Docker Configuration
Since we defined a "synapse-worker-template" and "synapse-media-template" in the previous Docker Compose section, these are very simple to define just below our main Synapse container:
synapse:
<<: *synapse-template
client-sync1:
<<: *synapse-worker-template
command: run --config-path=/data/homeserver.yaml --config-path=/data/workers/client_sync1.yaml
healthcheck:
test: curl -fSs --unix-socket /sockets/synapse_replication_client_sync1.sock http://localhost/health
federation-reader1:
<<: *synapse-worker-template
command: run --config-path=/data/homeserver.yaml --config-path=/data/workers/federation_reader1.yaml
healthcheck:
test: curl -fSs --unix-socket /sockets/synapse_inbound_federation_reader1.sock http://localhost/health
media1:
<<: *synapse-media-template
command: run --config-path=/data/homeserver.yaml --config-path=/data/workers/media1.yaml
healthcheck:
test: curl -fSs --unix-socket /sockets/synapse_replication_media1.sock http://localhost/health
rooms1:
<<: *synapse-worker-template
command: run --config-path=/data/homeserver.yaml --config-path=/data/workers/rooms1.yaml
healthcheck:
test: curl -fSs --unix-socket /sockets/synapse_inbound_rooms1.sock http://localhost/health
rooms2:
<<: *synapse-worker-template
command: run --config-path=/data/homeserver.yaml --config-path=/data/workers/rooms2.yaml
healthcheck:
test: curl -fSs --unix-socket /sockets/synapse_inbound_rooms2.sock http://localhost/health
rooms3:
<<: *synapse-worker-template
command: run --config-path=/data/homeserver.yaml --config-path=/data/workers/rooms3.yaml
healthcheck:
test: curl -fSs --unix-socket /sockets/synapse_inbound_rooms3.sock http://localhost/health
rooms4:
<<: *synapse-worker-template
command: run --config-path=/data/homeserver.yaml --config-path=/data/workers/rooms4.yaml
healthcheck:
test: curl -fSs --unix-socket /sockets/synapse_inbound_rooms4.sock http://localhost/health
sender1:
<<: *synapse-worker-template
command: run --config-path=/data/homeserver.yaml --config-path=/data/workers/sender1.yaml
healthcheck:
test: curl -fSs --unix-socket /sockets/synapse_replication_sender1.sock http://localhost/health
sender2:
<<: *synapse-worker-template
command: run --config-path=/data/homeserver.yaml --config-path=/data/workers/sender2.yaml
healthcheck:
test: curl -fSs --unix-socket /sockets/synapse_replication_sender2.sock http://localhost/health
sender3:
<<: *synapse-worker-template
command: run --config-path=/data/homeserver.yaml --config-path=/data/workers/sender3.yaml
healthcheck:
test: curl -fSs --unix-socket /sockets/synapse_replication_sender3.sock http://localhost/health
sender4:
<<: *synapse-worker-template
command: run --config-path=/data/homeserver.yaml --config-path=/data/workers/sender4.yaml
healthcheck:
test: curl -fSs --unix-socket /sockets/synapse_replication_sender4.sock http://localhost/health
tasks1:
<<: *synapse-worker-template
command: run --config-path=/data/homeserver.yaml --config-path=/data/workers/tasks1.yaml
healthcheck:
test: curl -fSs --unix-socket /sockets/synapse_replication_tasks1.sock http://localhost/health
The "healthcheck" sections just need to match the socket name from each worker's config file - the /health endpoint listens on both replication and inbound sockets, so you can use either, depending on what the worker has available.
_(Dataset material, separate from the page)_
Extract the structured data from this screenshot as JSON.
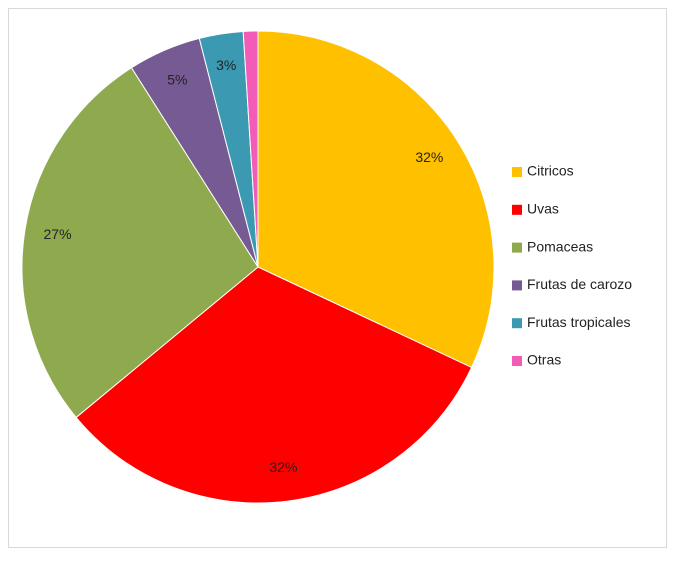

This allows Docker to test whether the container is running, so it can be automatically restarted if there are any issues.
With all of the configuration sections above in place, and the Nginx upstream configuration from the previous section, all you should need to do now is run docker compose down && docker compose up -d to bring up Synapse with the new configuration and a much higher capacity!